Other arenas of ‘academic defiance’ were forged by colleagues at different institutions. As a scientist and mother, first at the University of Oregon, then at Penn State, and now UC Santa Barbara, I benefitted from department norms that were already very family friendly. In each of these departments, several (most) faculty had kids, including senior female faculty. I took it for granted that faculty meetings and colloquia were held during regular K-12 school hours, that kids were welcome in the department on all those innumerable (and seemingly always surprising and random!) ‘in service’ days or, in the case of Penn State, snow days when the schools would close but campus remained open.

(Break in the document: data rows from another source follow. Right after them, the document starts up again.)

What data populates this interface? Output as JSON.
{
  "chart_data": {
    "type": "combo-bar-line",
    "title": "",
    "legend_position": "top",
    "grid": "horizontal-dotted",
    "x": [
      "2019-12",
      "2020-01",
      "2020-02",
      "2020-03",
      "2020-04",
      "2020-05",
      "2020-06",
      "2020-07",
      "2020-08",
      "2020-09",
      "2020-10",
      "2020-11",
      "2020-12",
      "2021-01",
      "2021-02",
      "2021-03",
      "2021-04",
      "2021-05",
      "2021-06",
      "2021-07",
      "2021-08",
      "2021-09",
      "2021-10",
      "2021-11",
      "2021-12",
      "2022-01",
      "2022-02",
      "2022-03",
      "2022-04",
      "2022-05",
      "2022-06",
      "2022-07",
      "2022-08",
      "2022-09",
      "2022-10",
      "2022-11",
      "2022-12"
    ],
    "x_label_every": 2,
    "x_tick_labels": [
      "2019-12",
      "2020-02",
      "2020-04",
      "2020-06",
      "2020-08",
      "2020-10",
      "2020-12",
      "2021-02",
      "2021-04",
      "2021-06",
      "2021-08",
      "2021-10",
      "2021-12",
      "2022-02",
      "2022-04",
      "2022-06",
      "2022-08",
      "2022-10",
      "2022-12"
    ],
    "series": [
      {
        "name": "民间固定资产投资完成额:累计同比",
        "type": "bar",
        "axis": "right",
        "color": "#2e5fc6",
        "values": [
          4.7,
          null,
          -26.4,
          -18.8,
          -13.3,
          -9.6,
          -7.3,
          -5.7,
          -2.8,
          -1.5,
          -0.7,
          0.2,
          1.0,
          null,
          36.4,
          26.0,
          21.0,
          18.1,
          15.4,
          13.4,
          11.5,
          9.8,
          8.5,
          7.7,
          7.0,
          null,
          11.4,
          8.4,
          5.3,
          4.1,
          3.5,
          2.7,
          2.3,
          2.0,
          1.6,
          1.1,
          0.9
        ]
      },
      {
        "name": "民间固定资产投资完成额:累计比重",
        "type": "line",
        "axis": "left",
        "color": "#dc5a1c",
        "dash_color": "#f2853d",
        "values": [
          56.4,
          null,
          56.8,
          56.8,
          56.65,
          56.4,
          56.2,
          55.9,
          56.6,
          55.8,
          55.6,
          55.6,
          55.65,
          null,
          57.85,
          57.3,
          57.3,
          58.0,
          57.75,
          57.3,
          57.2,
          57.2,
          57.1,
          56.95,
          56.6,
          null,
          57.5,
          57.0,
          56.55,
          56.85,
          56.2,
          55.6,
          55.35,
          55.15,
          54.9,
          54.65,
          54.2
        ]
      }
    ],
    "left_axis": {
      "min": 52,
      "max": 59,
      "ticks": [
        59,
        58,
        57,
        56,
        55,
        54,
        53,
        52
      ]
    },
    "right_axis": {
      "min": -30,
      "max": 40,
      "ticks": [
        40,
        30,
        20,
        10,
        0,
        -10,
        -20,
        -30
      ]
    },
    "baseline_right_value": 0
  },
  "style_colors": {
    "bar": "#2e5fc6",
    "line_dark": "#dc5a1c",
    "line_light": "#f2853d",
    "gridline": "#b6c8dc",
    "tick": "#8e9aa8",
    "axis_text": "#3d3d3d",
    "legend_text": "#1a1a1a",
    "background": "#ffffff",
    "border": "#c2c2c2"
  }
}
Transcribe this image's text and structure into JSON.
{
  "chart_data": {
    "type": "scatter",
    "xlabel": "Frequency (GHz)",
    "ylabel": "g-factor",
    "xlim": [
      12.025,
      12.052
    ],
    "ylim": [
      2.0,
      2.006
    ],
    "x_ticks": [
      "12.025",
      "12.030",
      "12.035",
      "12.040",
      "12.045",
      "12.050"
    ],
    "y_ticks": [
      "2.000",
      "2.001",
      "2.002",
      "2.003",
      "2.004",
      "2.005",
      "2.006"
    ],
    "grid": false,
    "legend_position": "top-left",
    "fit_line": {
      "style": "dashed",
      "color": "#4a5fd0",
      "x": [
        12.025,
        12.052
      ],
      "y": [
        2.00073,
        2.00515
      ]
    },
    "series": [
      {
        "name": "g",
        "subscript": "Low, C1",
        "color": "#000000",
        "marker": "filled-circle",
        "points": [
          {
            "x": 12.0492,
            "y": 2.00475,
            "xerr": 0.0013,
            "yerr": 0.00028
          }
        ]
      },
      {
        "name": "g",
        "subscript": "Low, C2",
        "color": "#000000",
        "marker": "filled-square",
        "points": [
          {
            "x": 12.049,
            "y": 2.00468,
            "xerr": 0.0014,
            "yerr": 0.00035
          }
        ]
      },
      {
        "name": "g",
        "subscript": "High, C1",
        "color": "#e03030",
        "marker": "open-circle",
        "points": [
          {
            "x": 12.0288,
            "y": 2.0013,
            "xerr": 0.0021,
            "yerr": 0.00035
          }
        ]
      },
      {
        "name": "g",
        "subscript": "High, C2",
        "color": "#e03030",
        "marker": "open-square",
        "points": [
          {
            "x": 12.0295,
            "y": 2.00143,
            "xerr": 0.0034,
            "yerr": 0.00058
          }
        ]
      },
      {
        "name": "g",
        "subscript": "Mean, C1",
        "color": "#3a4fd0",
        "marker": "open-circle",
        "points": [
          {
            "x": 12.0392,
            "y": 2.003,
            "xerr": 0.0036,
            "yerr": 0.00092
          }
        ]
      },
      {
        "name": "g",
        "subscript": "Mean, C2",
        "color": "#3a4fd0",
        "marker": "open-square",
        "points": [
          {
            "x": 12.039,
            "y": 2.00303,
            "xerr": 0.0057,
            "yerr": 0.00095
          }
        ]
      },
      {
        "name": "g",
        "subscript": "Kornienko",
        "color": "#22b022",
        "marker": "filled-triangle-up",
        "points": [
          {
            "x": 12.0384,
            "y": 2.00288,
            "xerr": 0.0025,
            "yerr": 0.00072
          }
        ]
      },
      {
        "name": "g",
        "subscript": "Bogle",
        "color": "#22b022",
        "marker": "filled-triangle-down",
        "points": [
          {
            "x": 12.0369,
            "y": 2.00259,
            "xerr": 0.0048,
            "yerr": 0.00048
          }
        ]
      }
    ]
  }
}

My partner and I both lectured on occasion with an infant in a front pack, and I have wonderful memories of my elementary-school aged son helping distribute materials and handouts in classes on snow days. Kids were and are welcome at department events. When we started hosting those events ourselves, I tried to make sure that there were toys or crafts available for the kids.

Is all of this radical?  

Yes, I suppose it is and I know from others that this is not the norm throughout the country.

Is it new?  

No. While I would like to think of myself as rebellious, I was privileged to be in departments where women and men had previously pushed for improved, more family-friendly conditions.

Is it enough?

Most certainly not. While we have many opportunities in academia to define our work environments, there are clearly larger structural issues that need to be addressed. Family leave policies are still woefully inadequate in many institutions; availability of high quality and affordable childcare is practically non-existent; providing safe and fun afterschool spaces to help families and kids foster healthy relationships is largely lacking; and the list goes on.

Much work still needs to be done on this and other fronts and we need all the rebellious, defiant, and radical feminists in academia we can get to move the needle for the next generation of scientists.